My friends who made their films all got frustrated with their distribution deals. I was fascinated how these guys who have been working in Hollywood for decades still didn’t understand how distribution worked. I decided to peek behind the curtain and ask some old acquisition friends how distribution really worked.
“It’s all about the library, baby.” said one distribution executive. Distribution companies don’t really care about your film as much as building their library. Another executive said, “Filmmakers don’t want to know the truth. It’s expensive to release a film and recoupable costs are our bread and butter. For every one dollar we spend putting a film out we will bill back 2 dollars to the production. It’s legal and often times appropriate.” Another acquisitions rep from a major buyer said it is part of their business model that the filmmaker must sue the company in order to see any project reports.
I was shocked by this information. So unless your film becomes a worldwide phenomenon then you are unlikely to see anything other than a minimum guarantee. I finally understood the old joke: What is the best way to become a millionaire in Hollywood? You start out a billionaire.
So I decided I was going to do things differently. I created a new distribution business model marrying the three entities of the film business: Production, Distribution and Exhibition. I won’t go into detail here about the specifics of this release strategy but I will say this concept was more satisfying then breaking a story beat in a script.
Now circling back to what I learned about the “New Media” during the strike. Boom, I found my third act resolution. You see, after I enthusiastically launched my distribution company, New Hollywood Entertainment, I was confronted with by what one distribution executive said about filmmakers not wanting to hear the truth.

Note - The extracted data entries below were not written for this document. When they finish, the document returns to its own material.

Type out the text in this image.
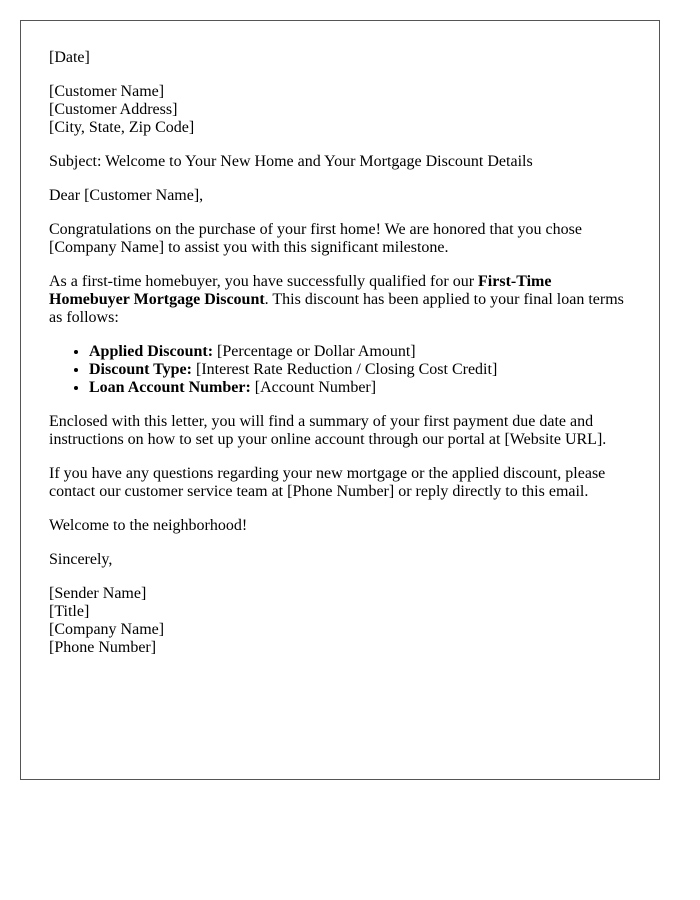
[Date]

[Customer Name]
[Customer Address]
[City, State, Zip Code]

Subject: Welcome to Your New Home and Your Mortgage Discount Details

Dear [Customer Name],

Congratulations on the purchase of your first home! We are honored that you chose [Company Name] to assist you with this significant milestone.

As a first-time homebuyer, you have successfully qualified for our First-Time Homebuyer Mortgage Discount. This discount has been applied to your final loan terms as follows:

• Applied Discount: [Percentage or Dollar Amount]
• Discount Type: [Interest Rate Reduction / Closing Cost Credit]
• Loan Account Number: [Account Number]

Enclosed with this letter, you will find a summary of your first payment due date and instructions on how to set up your online account through our portal at [Website URL].

If you have any questions regarding your new mortgage or the applied discount, please contact our customer service team at [Phone Number] or reply directly to this email.

Welcome to the neighborhood!

Sincerely,

[Sender Name]
[Title]
[Company Name]
[Phone Number]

I was out at festivals, meeting filmmakers and explaining how I was going to do things differently and what I got in return was dead air and blank stares. I heard things like, “I don’t want things differently”, “I want the same release Juno got” or “I love the way Winter’s Bone got handled.” Don’t get me wrong, I understand where these filmmakers were coming from. It was just unrealistic and delusional. They didn’t know what they didn’t know. Hell, I want a Napoleon Dynamite release as well. But those are the exceptions, not the rule. And one thing I know about filmmakers is that they play by their own rules. You almost have to in order to be crazy enough to embark on career in film.
We were able to acquire 4 films, but if I was going to change the landscape I had to open up my reach and get filmmaker’s attention. With a dwindling bank account and small library I knew I had to do something drastic. While sitting in a hotel room at a nameless film festival and thinking about the one term that killed my career “New Media on emerging platforms”, I had my M. Night Shayamalan moment when he decided Bruce Willis would be dead the whole time in “The Sixth Sense.”
So I decided to start an online film festival. Believe it or not it has never been done before. There are small shorts and docs online film festivals, and Tribeca dipped their toes in market, but not any to the scope that I envisioned.
I will approach filmmakers with the same full transparency as a distributor and produce a cutting edge digital platform for filmmakers to get discovered. Hence, the birth of the NUHO ONLINE FILM FESTIVAL.
Well, there you have it. That’s the why. This endeavor is the hardest thing I have ever done. As far as I am concerned looking back perhaps the strike was the best thing ever to happen to me. Afterall, I can still sit in my underwear and work.